Pero a Bardem, incansable e invencible, le quedaron ganas para seguir haciendo cine en España. Durante el rodaje de Calle Mayor, en Palencia, fue detenido a altas horas de la noche y trasladado a Madrid, donde ingresó en un calabozo de la Dirección General de Seguridad, de la Puerta del Sol. El escándalo internacional que organizó el Partido Comunista, al que pertenecía desde hacía muchos años, logró su excarcelación más o menos rápida. Después, todavía pudo venderle a su productor, Goyanes, del grupo de Cesáreo González, la idea de Los segadores, por mal título obligado de La venganza, sobre la exaltación épica de los trabajadores del campo y una lucha de rivalidades campesinas, que no podía traducir sus verdaderas intenciones políticas, con sus héroes positivos, su mensaje didáctico y su final apoteósico con la reconciliación nacional, que era por entonces la estrategia democrática española, para superar los traumas de la guerra civil. Fue su última superproducción, víctima de la estética del realismo socialista, a la que fue fiel siempre.

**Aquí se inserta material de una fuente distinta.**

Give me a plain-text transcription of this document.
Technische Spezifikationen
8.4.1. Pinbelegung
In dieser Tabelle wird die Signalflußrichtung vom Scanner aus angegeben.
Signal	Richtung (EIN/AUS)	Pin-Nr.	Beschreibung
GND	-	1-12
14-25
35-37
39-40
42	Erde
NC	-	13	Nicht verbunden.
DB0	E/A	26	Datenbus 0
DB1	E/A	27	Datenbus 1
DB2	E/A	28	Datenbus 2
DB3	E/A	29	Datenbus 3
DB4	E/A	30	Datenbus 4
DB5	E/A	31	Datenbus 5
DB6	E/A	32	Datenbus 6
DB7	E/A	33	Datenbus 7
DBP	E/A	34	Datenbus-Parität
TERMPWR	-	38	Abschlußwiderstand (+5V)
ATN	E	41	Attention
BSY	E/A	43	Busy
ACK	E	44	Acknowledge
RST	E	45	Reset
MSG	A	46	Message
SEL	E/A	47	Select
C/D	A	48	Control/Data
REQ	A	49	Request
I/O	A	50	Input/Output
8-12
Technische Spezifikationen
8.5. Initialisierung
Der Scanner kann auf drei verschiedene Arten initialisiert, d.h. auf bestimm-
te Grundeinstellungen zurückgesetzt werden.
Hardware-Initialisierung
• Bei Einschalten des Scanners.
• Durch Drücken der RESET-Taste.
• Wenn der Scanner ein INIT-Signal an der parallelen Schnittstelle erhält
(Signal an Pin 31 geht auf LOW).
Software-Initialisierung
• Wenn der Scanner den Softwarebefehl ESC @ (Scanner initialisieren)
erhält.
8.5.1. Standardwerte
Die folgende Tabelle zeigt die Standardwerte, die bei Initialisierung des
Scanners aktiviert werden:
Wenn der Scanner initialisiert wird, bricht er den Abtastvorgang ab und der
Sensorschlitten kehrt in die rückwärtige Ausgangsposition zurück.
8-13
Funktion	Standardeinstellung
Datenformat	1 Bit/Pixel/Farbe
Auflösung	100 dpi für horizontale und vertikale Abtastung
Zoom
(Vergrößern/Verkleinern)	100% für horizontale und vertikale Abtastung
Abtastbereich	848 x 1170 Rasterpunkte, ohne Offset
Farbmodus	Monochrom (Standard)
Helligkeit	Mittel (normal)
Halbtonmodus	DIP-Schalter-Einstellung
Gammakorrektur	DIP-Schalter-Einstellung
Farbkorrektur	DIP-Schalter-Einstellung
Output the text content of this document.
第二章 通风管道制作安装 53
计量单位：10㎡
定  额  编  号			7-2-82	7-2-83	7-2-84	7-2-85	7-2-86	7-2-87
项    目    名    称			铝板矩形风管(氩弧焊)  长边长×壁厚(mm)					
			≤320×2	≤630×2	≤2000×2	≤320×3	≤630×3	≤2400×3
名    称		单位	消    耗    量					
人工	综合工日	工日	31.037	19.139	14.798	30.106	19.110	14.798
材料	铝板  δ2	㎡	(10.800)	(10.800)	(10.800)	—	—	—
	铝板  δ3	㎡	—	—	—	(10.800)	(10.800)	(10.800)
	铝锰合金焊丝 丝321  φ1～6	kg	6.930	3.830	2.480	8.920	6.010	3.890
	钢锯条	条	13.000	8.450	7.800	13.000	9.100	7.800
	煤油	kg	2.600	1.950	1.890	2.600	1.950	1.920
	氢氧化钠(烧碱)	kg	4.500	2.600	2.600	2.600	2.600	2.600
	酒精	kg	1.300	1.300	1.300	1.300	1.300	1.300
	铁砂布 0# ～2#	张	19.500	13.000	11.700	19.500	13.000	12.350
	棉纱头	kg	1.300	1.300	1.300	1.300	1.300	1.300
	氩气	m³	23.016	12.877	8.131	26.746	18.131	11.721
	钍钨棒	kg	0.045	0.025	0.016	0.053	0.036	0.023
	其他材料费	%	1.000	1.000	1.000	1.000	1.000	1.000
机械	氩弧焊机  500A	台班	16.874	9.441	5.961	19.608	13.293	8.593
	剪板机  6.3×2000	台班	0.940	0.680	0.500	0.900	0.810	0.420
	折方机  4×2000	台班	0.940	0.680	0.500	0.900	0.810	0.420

Ésta fue su gloria y su tragedia. Su primer gran cine, prodigio de equilibrio entre sensibilidad e inteligencia, no se volvió a repetir, a pesar de la tímida resurrección de su talento en Nunca pasa nada (1963), deslizándose por la pendiente del cine comercial y alimentario, en el que no creía y en el que utilizaba sus conocimientos técnicos para sobrevivir, en una industria en permanente crisis y que le daba la espalda. Cuando se me quejaba que no podía sacar adelante sus múltiples proyectos, yo siempre le argüía que era impensable que le dieran dinero sus enemigos ideológicos, que presumiblemente serían lapidados en sus películas, de un modo o de otro. Porque, con la habitual dicotomía de la cultura española con sus constantes banderías de blancos y negros, de buenos y malos, encarnadas en parejas representativas, él era siempre el malo. Durante el rodaje de La venganza, cayó por Albacete, donde teníamos el cuartel general por aquellos días, Carmen Polo, la mujer del dictador, y se la presentaron a Bardem, haciéndole los correspondientes elogios a su cine. La primera dama no recordaba ninguna de sus películas, salvo Murió hace quince años (de Rafael Gil), que 'ésa sí que era buena'.